Four years ago, Maryland environmentalists, officials of counties bordering the Patuxent River and scientists studying the Chesapeake Bay agreed to support a massive cleanup of the polluted Patuxent, which stretches from St. Mary's County northwest to the Frederick County border.
Today, some officials are encouraged, saying they have seen more fish and oysters along the lower river. Both had been declining because of the water quality.
But other officials say that the only real progress in returning the 110-mile river to its water-quality level of 30 years ago has been made on paper. They say that actual improvement in the treatment of 40 million gallons of sewage dumped into the Patuxent daily is still at least two or three years away.
"If you ever had a place where there has been a consensus on the need for a cleanup, it's been the Patuxent," said Constance Lieder, the chairperson of the Patuxent River Commission and secretary of Maryland's Department of State Planning. "But the bottom line is that almost nothing has been implemented."
The 11 members of the Patuxent River Commission recently took an all-day boat trip along the river "to see how things have changed," Lieder said.
Last year, as part of the clean-up-the-bay initiative, the state also adopted strict controls over land use along the Patuxent and its tributaries to direct development away from the riverside and help preserve adjoining farm and forest land.
Rich Dolesh, who is in charge of the Patuxent River Park for the Maryland-National Capital Park and Planning Commission, says the state is beginning to concentrate on the river on the theory that, "If you can't save the Patuxent, you'll never save the Chesapeake."
Control of phosphorus and nitrogen entering the river in sewage discharges is of particular concern to environmentalists.
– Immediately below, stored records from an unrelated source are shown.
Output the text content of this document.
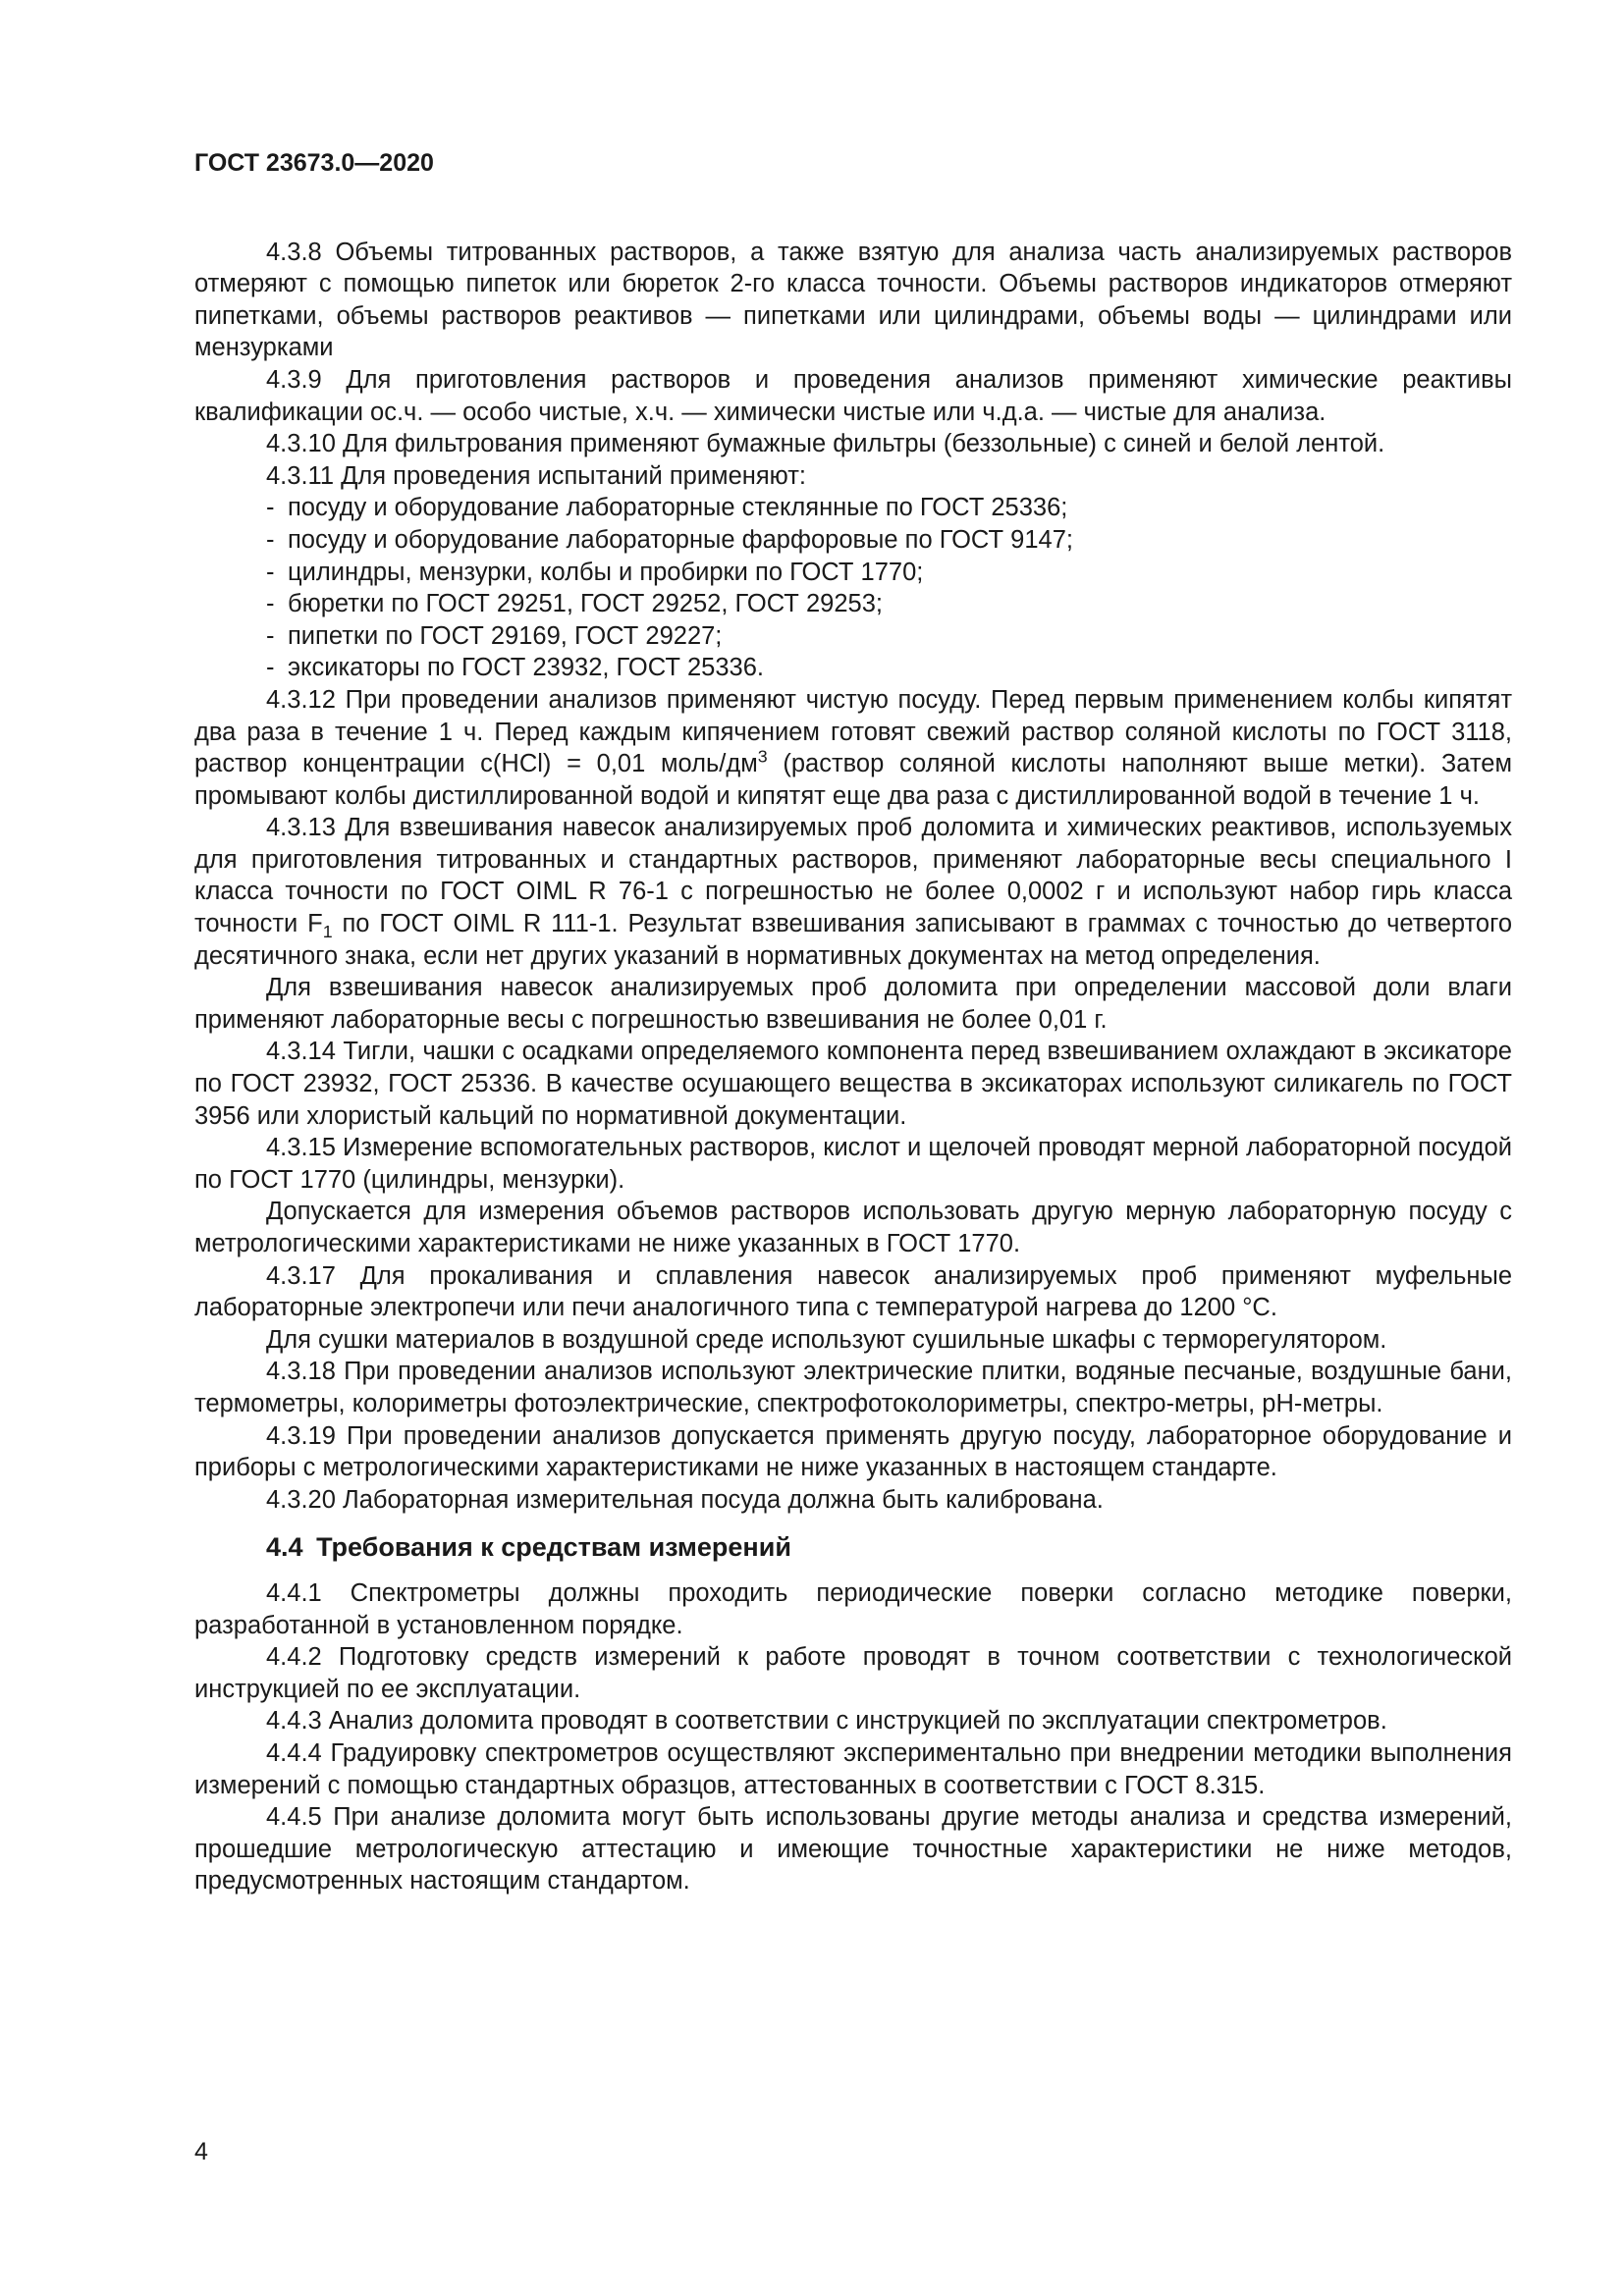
ГОСТ 23673.0—2020

4.3.8 Объемы титрованных растворов, а также взятую для анализа часть анализируемых растворов отмеряют с помощью пипеток или бюреток 2-го класса точности. Объемы растворов индикаторов отмеряют пипетками, объемы растворов реактивов — пипетками или цилиндрами, объемы воды — цилиндрами или мензурками

4.3.9 Для приготовления растворов и проведения анализов применяют химические реактивы квалификации ос.ч. — особо чистые, х.ч. — химически чистые или ч.д.а. — чистые для анализа.

4.3.10 Для фильтрования применяют бумажные фильтры (беззольные) с синей и белой лентой.

4.3.11 Для проведения испытаний применяют:

- посуду и оборудование лабораторные стеклянные по ГОСТ 25336;
- посуду и оборудование лабораторные фарфоровые по ГОСТ 9147;
- цилиндры, мензурки, колбы и пробирки по ГОСТ 1770;
- бюретки по ГОСТ 29251, ГОСТ 29252, ГОСТ 29253;
- пипетки по ГОСТ 29169, ГОСТ 29227;
- эксикаторы по ГОСТ 23932, ГОСТ 25336.

4.3.12 При проведении анализов применяют чистую посуду. Перед первым применением колбы кипятят два раза в течение 1 ч. Перед каждым кипячением готовят свежий раствор соляной кислоты по ГОСТ 3118, раствор концентрации c(HCl) = 0,01 моль/$дм^3$ (раствор соляной кислоты наполняют выше метки). Затем промывают колбы дистиллированной водой и кипятят еще два раза с дистиллированной водой в течение 1 ч.

4.3.13 Для взвешивания навесок анализируемых проб доломита и химических реактивов, используемых для приготовления титрованных и стандартных растворов, применяют лабораторные весы специального I класса точности по ГОСТ OIML R 76-1 с погрешностью не более 0,0002 г и используют набор гирь класса точности $F_1$ по ГОСТ OIML R 111-1. Результат взвешивания записывают в граммах с точностью до четвертого десятичного знака, если нет других указаний в нормативных документах на метод определения.

Для взвешивания навесок анализируемых проб доломита при определении массовой доли влаги применяют лабораторные весы с погрешностью взвешивания не более 0,01 г.

4.3.14 Тигли, чашки с осадками определяемого компонента перед взвешиванием охлаждают в эксикаторе по ГОСТ 23932, ГОСТ 25336. В качестве осушающего вещества в эксикаторах используют силикагель по ГОСТ 3956 или хлористый кальций по нормативной документации.

4.3.15 Измерение вспомогательных растворов, кислот и щелочей проводят мерной лабораторной посудой по ГОСТ 1770 (цилиндры, мензурки).

Допускается для измерения объемов растворов использовать другую мерную лабораторную посуду с метрологическими характеристиками не ниже указанных в ГОСТ 1770.

4.3.17 Для прокаливания и сплавления навесок анализируемых проб применяют муфельные лабораторные электропечи или печи аналогичного типа с температурой нагрева до 1200 °C.

Для сушки материалов в воздушной среде используют сушильные шкафы с терморегулятором.

4.3.18 При проведении анализов используют электрические плитки, водяные песчаные, воздушные бани, термометры, колориметры фотоэлектрические, спектрофотоколориметры, спектро-метры, рН-метры.

4.3.19 При проведении анализов допускается применять другую посуду, лабораторное оборудование и приборы с метрологическими характеристиками не ниже указанных в настоящем стандарте.

4.3.20 Лабораторная измерительная посуда должна быть калибрована.

4.4 Требования к средствам измерений

4.4.1 Спектрометры должны проходить периодические поверки согласно методике поверки, разработанной в установленном порядке.

4.4.2 Подготовку средств измерений к работе проводят в точном соответствии с технологической инструкцией по ее эксплуатации.

4.4.3 Анализ доломита проводят в соответствии с инструкцией по эксплуатации спектрометров.

4.4.4 Градуировку спектрометров осуществляют экспериментально при внедрении методики выполнения измерений с помощью стандартных образцов, аттестованных в соответствии с ГОСТ 8.315.

4.4.5 При анализе доломита могут быть использованы другие методы анализа и средства измерений, прошедшие метрологическую аттестацию и имеющие точностные характеристики не ниже методов, предусмотренных настоящим стандартом.

4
In large amounts, the two elements, while supporting the growth of algae, rob other river life of sufficient oxygen .
The treated sewage dumped into the Patuxent each day finds its way into the Chesapeake Bay, which has also been targeted for a full-scalestate cleanup. The Patuxent drainage basin touches on seven counties and covers about one-tenth of Maryland's land surface.
Last year, Ann Arundel County was found to be dumping potentially harmful sludge into the river from its Crofton area treatment plant, one of seven plants along the river. The state later fined the county.
Also last year, a privately owned sewage plant in Prince George's County was also fined for inadequately treating sewage it dumped into the fine was part of a neew get-tough policy against sewage plant pollution throughout the state.
Ken Shanks, a state Health Department planner, said the control of phosphorus and nitrogen has not improved greatly since 1981. But Peter Tinsley, who heads the state Office of Environmental Programs said such improvements take time.
Howard County Council and Patuxent River Commission member Ruth Keeton takes a more optimistic view of the cleanup efforts.
In 1982, Howard County completed a $43-million imprpovement of its sewage treatment plant. Since then, Keeton said, phosphorus levels there have been greatly reduced.
"Since our plant opened, we have received for treatment 85 tons of phosphorus, and we've removed 80 tons," Keeton said this week. "That's 95 percent no longer going into the river, and that's encouraging.
"We now have the most sophisticated sewage treatment system in the state," she said. "Right behind us, Anne Arundel is upgrading their plant and Prince George's will be shortly behind them. Calvert County also has a project.
"In the next few years, we're going to continue to show improvement," she said. "This is one of those situations where you can either look at how far we have to go or look at it this way -- we're on the move."